In an earlier post, I mentioned the debate I had with a couple of my co-workers about the NATHAN STRAUS Housing "Projects" in Kips Bay. I said that they were indeed "projects", while my co-workers tried to said that it wasn't just because it's in KIPS BAY (a respectable, middle/upper class area of Manhattan).
Here's my proof (found on the New York Housing Authority website):
NATHAN STRAUS (1848-1931) – Co-owner of the R. H. Macy & Co. department store in Manhattan and Abraham & Straus in Brooklyn, Straus served as Parks Commissioner of New York City from 1889 to 1893. He was a member of the Board of NYCHA from 1936-37. He led a campaign for the compulsory pasteurization of milk and established pasteurized-milk stations here and in other cities.
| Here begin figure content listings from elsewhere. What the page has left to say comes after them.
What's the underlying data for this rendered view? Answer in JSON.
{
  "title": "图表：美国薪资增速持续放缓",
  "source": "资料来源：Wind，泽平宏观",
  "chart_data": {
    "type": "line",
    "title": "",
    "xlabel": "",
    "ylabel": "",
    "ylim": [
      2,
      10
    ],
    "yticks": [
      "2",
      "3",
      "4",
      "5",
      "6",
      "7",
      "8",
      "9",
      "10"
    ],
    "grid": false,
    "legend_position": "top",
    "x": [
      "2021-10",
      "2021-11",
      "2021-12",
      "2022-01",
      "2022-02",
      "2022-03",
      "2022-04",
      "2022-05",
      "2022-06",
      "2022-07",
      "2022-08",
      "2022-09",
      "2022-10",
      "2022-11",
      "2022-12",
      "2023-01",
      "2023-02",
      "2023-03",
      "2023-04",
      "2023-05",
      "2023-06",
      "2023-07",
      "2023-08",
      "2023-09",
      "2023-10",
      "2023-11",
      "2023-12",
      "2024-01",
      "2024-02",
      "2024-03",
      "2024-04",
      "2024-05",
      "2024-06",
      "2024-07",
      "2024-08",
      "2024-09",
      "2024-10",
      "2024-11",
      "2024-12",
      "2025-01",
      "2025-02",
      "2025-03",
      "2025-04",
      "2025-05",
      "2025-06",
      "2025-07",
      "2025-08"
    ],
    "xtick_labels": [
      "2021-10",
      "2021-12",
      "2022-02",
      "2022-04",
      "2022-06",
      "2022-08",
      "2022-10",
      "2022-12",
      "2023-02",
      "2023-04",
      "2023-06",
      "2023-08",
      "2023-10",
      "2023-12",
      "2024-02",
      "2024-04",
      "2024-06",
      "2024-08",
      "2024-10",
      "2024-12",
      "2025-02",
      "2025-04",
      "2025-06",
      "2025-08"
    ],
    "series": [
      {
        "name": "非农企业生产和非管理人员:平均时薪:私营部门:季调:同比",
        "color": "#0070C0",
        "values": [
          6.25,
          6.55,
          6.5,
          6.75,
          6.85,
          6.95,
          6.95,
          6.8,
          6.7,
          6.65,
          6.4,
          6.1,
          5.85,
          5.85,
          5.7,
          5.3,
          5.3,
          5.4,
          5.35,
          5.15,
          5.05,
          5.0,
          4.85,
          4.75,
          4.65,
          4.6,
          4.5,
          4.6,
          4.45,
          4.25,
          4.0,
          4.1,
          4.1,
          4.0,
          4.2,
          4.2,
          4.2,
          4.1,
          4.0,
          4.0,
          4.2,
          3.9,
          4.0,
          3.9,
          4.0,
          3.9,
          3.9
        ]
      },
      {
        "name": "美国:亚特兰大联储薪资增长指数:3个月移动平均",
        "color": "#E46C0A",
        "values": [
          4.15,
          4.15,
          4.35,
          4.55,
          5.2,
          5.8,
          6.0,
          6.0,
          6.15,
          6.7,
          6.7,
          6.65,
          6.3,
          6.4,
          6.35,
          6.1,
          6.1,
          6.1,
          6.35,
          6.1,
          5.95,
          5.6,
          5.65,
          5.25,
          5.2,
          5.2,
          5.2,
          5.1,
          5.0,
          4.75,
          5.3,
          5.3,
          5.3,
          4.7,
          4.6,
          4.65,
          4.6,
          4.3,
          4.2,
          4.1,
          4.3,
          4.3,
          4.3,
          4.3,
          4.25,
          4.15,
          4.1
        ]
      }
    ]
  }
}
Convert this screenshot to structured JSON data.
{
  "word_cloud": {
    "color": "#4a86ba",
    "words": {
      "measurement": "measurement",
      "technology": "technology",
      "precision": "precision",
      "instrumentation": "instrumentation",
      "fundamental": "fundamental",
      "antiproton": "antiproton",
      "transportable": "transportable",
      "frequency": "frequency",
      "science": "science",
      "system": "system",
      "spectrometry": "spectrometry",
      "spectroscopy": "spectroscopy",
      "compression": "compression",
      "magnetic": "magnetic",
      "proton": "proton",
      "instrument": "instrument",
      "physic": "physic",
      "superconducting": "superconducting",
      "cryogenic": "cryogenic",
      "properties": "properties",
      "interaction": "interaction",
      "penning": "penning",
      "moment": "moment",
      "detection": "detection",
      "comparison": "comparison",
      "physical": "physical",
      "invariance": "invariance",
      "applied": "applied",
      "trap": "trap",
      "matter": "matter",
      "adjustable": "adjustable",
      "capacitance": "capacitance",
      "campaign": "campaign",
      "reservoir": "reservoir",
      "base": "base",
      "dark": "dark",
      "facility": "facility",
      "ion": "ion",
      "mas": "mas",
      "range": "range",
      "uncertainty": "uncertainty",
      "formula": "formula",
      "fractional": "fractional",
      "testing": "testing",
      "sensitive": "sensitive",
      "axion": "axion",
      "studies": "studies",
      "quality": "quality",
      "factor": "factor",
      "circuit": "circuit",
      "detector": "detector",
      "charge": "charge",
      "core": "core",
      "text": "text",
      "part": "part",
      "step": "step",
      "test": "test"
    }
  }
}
His philanthropic activities included the maintenance of a system of lodging houses and relief stations distributing coal and food to the poor in New York City. In the 1890s, one winter he gave away more than two million tickets that could be redeemed for coal, food or lodging. Straus Houses is in Manhattan’s Kips Bay section.
I rest my case.
That being said, it's one of the beautiful things about living in NYC; where else can you walk one block and find housing projects and then the next block find million-dollar brownstones? You can't get anymore unique than that.